First there was a loud bang, not like the other explosions. Then there was a short silence. Finally, a whistling noise began to be heard, the sound of something approaching at great speed. “I jumped under the bench and lay down on my side. If I hadn’t heard that sound, I wouldn’t have hidden and I could have died.”
On April 8, 2022, Vladislav Kopichko was one of more than 500 people who were at Kramatorsk station waiting for a train to take them from the Donetsk region, in eastern Ukraine, away from the battlefront. By 10:28 am, the site was attacked with cluster bombs. “While I was under the bench I heard one more explosion and then ten more explosions,” reports Vladislav. As he got up, he noticed that beside him was a dead man and that he himself had wounds on his back, pelvis and buttocks.
At least 58 people were killed in the attack on Kramatorsk station and more than 100 were injured, making it one of the deadliest bombings for civilians since the start of the Russian invasion a year ago. Ukraine blamed Russia, which denied responsibility and said it was the Ukrainians who mounted “a provocation”.
on one long report Human Rights Watch (HRW) said on Tuesday that “evidence strongly indicates that the missile that killed and wounded civilians at Kramatorsk railway station was fired from Russian-controlled territory in eastern Ukraine.” The non-governmental organization accuses Russia of having committed a war crime.
Vladislav Kopichko was one of 69 people HRW interviewed in May last year when a team went to Kramatorsk to investigate the attack. More than 200 videos and photographs of the site, satellite images and areas previously occupied by Russian soldiers were also analysed. The organization believes it has identified the site from which the missile was launched, in Kunie, in the Kharkiv region.
A cluster bomb was used in the attack on the station: a Tochka-U ballistic missile – which both Russia and Ukraine have in their arsenals – carrying about 50 explosives inside. Fragmentation weapons are indiscriminately targeted as they burst in mid-air and scatter the smallest bombs over a large area. Many do not explode immediately and remain a hazard for years. There is a UN convention that prohibits their use, but neither Russia nor Ukraine are signatories.

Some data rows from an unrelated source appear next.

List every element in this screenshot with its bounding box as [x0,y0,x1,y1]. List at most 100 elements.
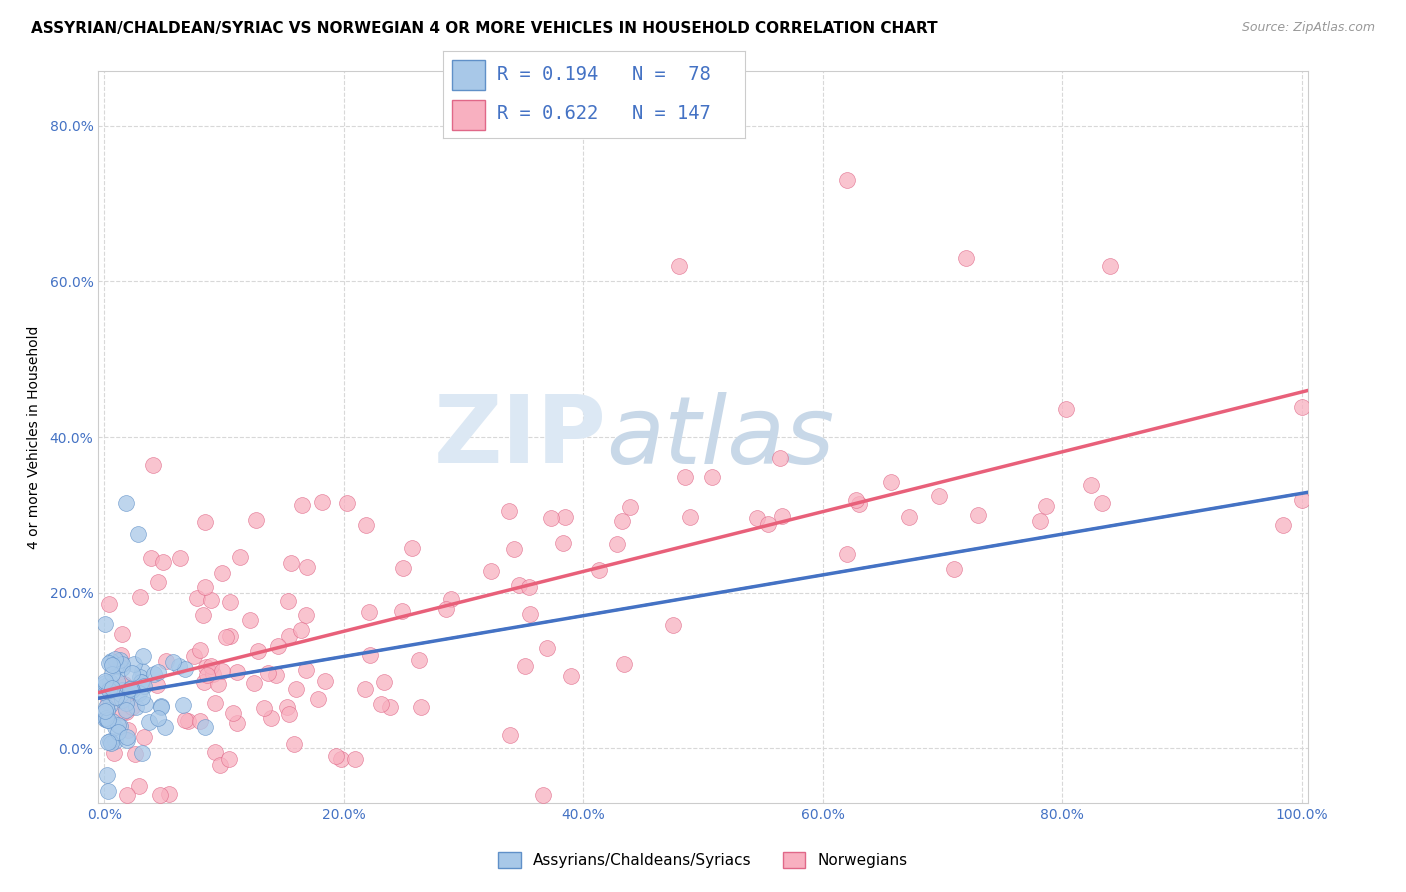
Point [94,616,117,631]
Point [610,514,633,528]
Point [150,700,173,714]
Point [132,679,155,693]
Point [115,733,138,747]
Point [239,613,262,627]
Text: ASSYRIAN/CHALDEAN/SYRIAC VS NORWEGIAN 4 OR MORE VEHICLES IN HOUSEHOLD CORRELATIO: ASSYRIAN/CHALDEAN/SYRIAC VS NORWEGIAN 4 … [31,21,938,36]
Point [97,695,120,709]
Point [200,659,222,673]
Point [110,648,132,662]
Point [177,714,200,729]
Point [211,566,233,580]
Point [111,693,134,707]
Point [122,657,145,672]
Point [606,537,628,551]
Point [284,682,307,697]
Point [148,711,170,725]
Point [336,496,359,510]
Point [613,657,636,671]
Point [121,666,143,681]
Point [228,549,250,564]
Point [307,692,329,706]
Point [218,752,240,766]
Point [391,604,413,618]
Point [97,783,120,797]
Point [519,580,541,594]
Point [110,653,132,667]
Point [98,698,121,712]
Point [94,674,117,689]
Point [253,701,276,715]
Point [191,607,214,622]
Point [540,511,562,525]
Point [440,592,463,607]
Point [118,682,141,697]
Point [195,660,218,674]
Point [747,511,769,525]
Point [112,677,135,691]
Point [98,734,121,748]
Point [139,551,162,566]
Point [280,556,302,570]
Point [121,700,143,714]
Point [155,654,177,668]
Point [1028,514,1050,528]
Point [138,714,160,729]
Point [149,788,172,802]
Point [325,748,347,763]
Point [204,696,226,710]
Point [770,508,793,523]
Text: R = 0.622   N = 147: R = 0.622 N = 147 [498,103,711,123]
Text: Source: ZipAtlas.com: Source: ZipAtlas.com [1241,21,1375,34]
Point [125,700,148,714]
Point [314,673,336,688]
Point [291,498,314,512]
Point [700,470,723,484]
Point [146,665,169,679]
Point [508,577,530,591]
Point [96,713,118,727]
Point [515,658,537,673]
Point [359,648,381,662]
Point [94,711,117,725]
Point [202,666,225,681]
Point [98,683,121,698]
Point [204,745,226,759]
Point [94,676,117,690]
Point [110,719,132,733]
Point [120,681,142,695]
Point [519,607,541,621]
Point [880,475,903,489]
Point [503,541,526,556]
Point [124,747,146,762]
Point [93,679,115,693]
Point [1091,496,1114,510]
Point [110,687,132,701]
Point [222,706,245,721]
Point [264,668,287,682]
Point [117,723,139,738]
Point [150,698,173,713]
Point [401,541,423,556]
Point [225,665,247,679]
Point [679,509,702,524]
Point [157,787,180,801]
Point [848,497,870,511]
Point [835,547,858,561]
Point [93,686,115,700]
Point [129,674,152,689]
Point [96,699,118,714]
Point [370,697,392,711]
Point [167,659,190,673]
Point [103,684,125,698]
Point [128,780,150,794]
Point [354,517,377,532]
Point [479,564,502,578]
Point [1099,259,1122,273]
Point [105,655,128,669]
Point [104,659,127,673]
Point [98,597,121,611]
Point [112,679,135,693]
Point [378,699,401,714]
Text: atlas: atlas [606,392,835,483]
Point [498,504,520,518]
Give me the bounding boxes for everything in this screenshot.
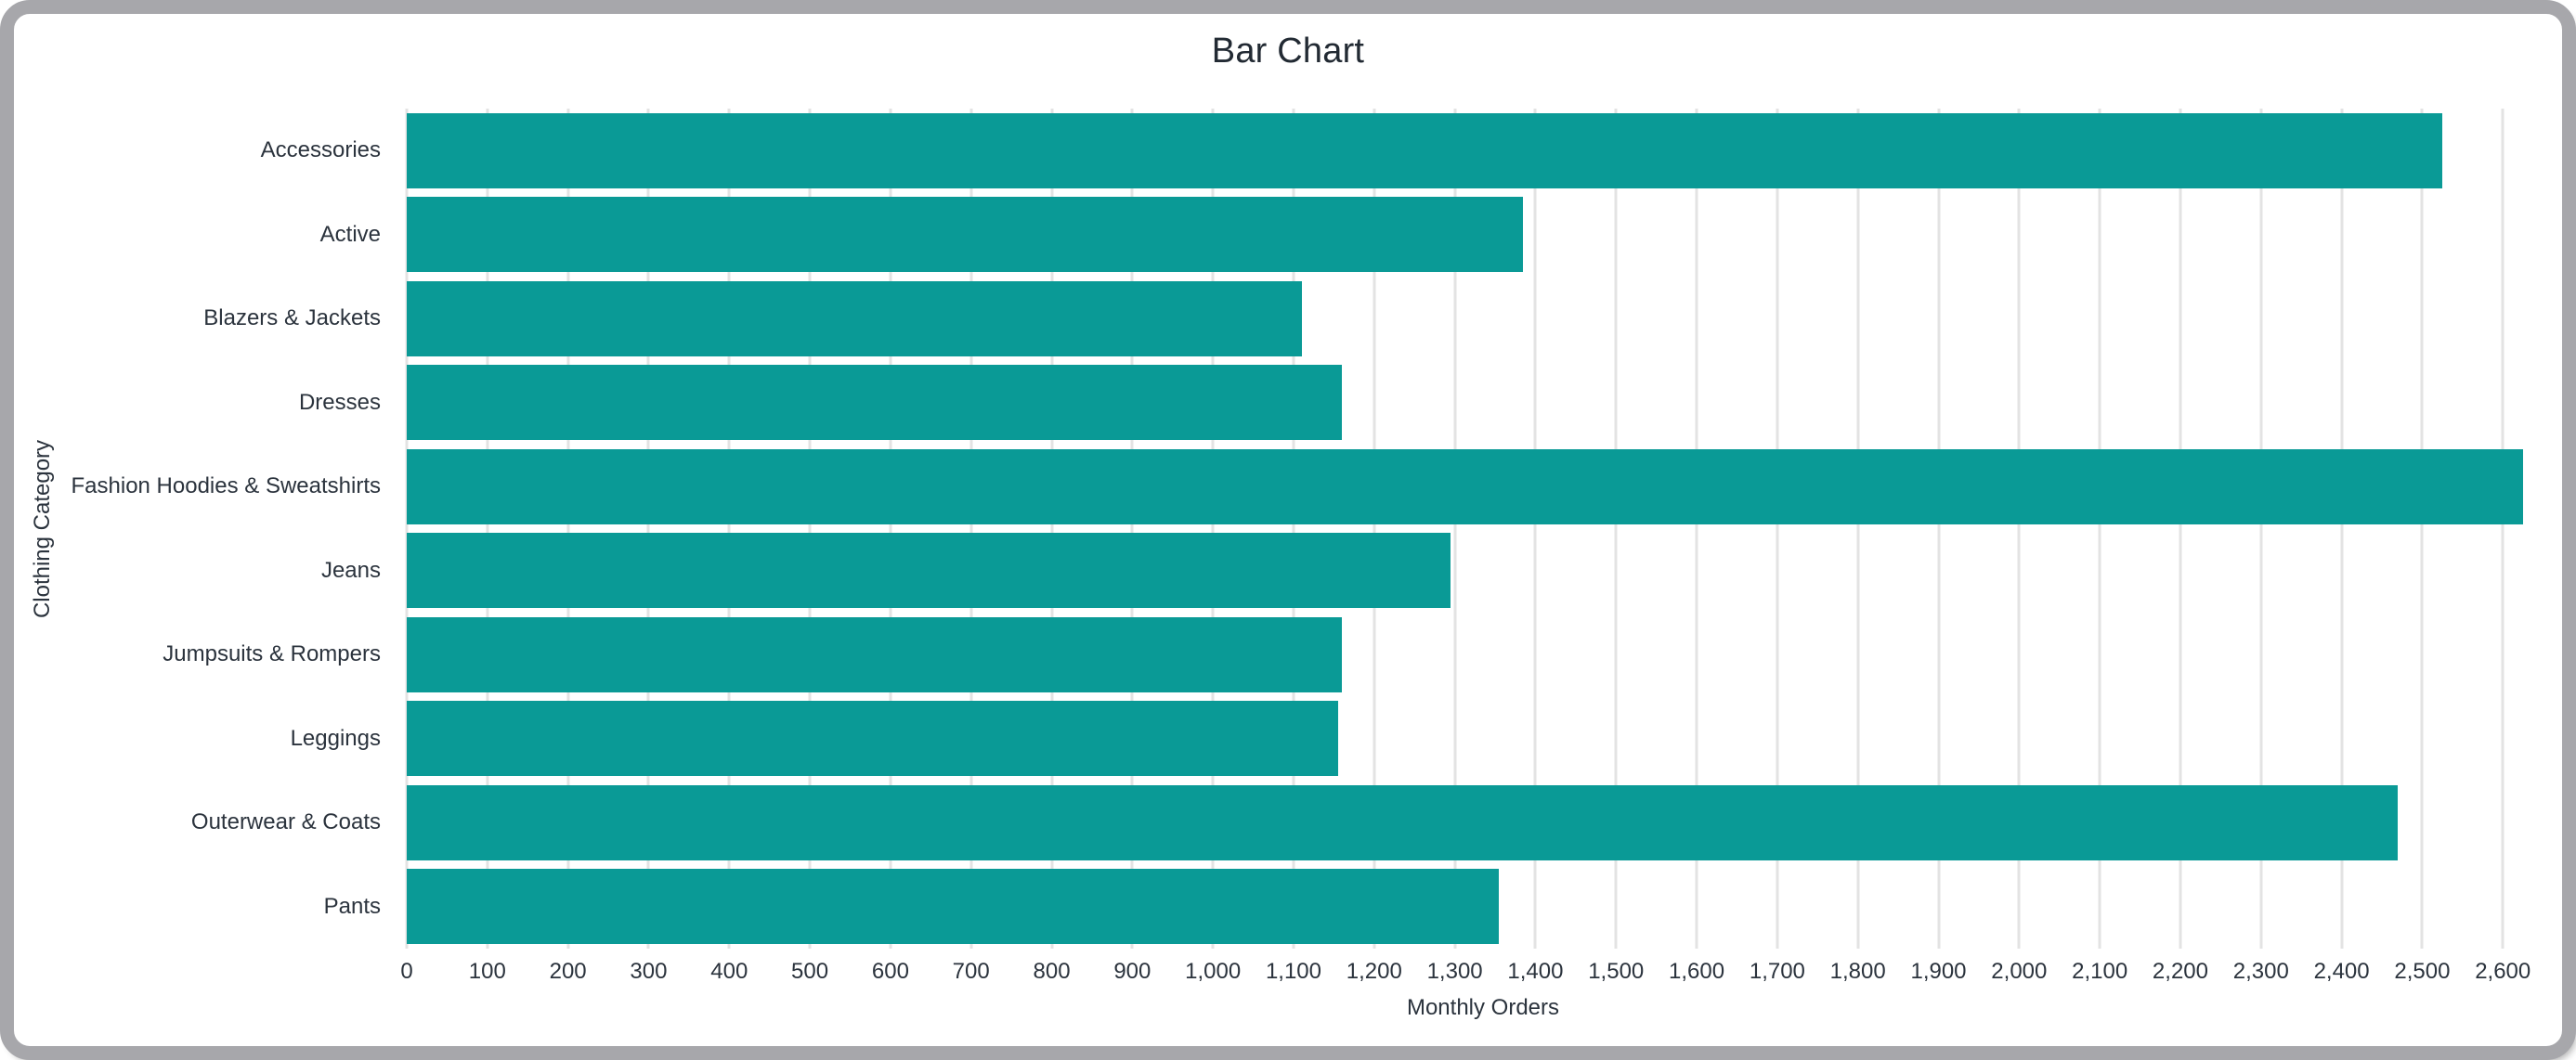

“Between 14 and 19 May, HRW identified 32 separate impact sites where ordnance landed and detonated, including on the ground around the train station, on the roof of the station, on platforms, next to nearby shops and in the car park. east of the main entrance to the station,” says the report. The impact marks were spread “over an area of approximately 55,000 square meters, equivalent to almost ten football fields.”
Next to Kunie, which is close to Izium, the organization was in a place that during the Russian occupation was used as a military base. Satellite images and photographs from last year appear to show Tochka-U missile storage. “They would load them, then drive into the fields or forests nearby and shoot from there. I heard several launches”, told HRW a resident of the area, who preferred to remain anonymous.
Based on videos and photographs from the station, HRW concluded that in Kramatorsk there was “no one wearing military uniforms” or “military equipment or vehicles” at the time of the attack. “Even if the use of the station and railway facilities in Kramatorsk were for military purposes, the April 8 attack would have been illegally disproportionate,” the report reads. “Bombing a train station in the morning, when it was full of civilian passengers, families and workers, instead of doing it at night, when it would be much less crowded, shows disrespect for the lives of civilians”, accuses HRW.
This is not the first time the organization has accused Russia of using cluster weapons in Ukraine. This will have happened right in the first days of war in Kharkiv, for example. “The brutal effects of cluster weapons on crowds of people should send a clear message to Russian forces to stop using these banned weapons,” said HRW researcher Richard Weir.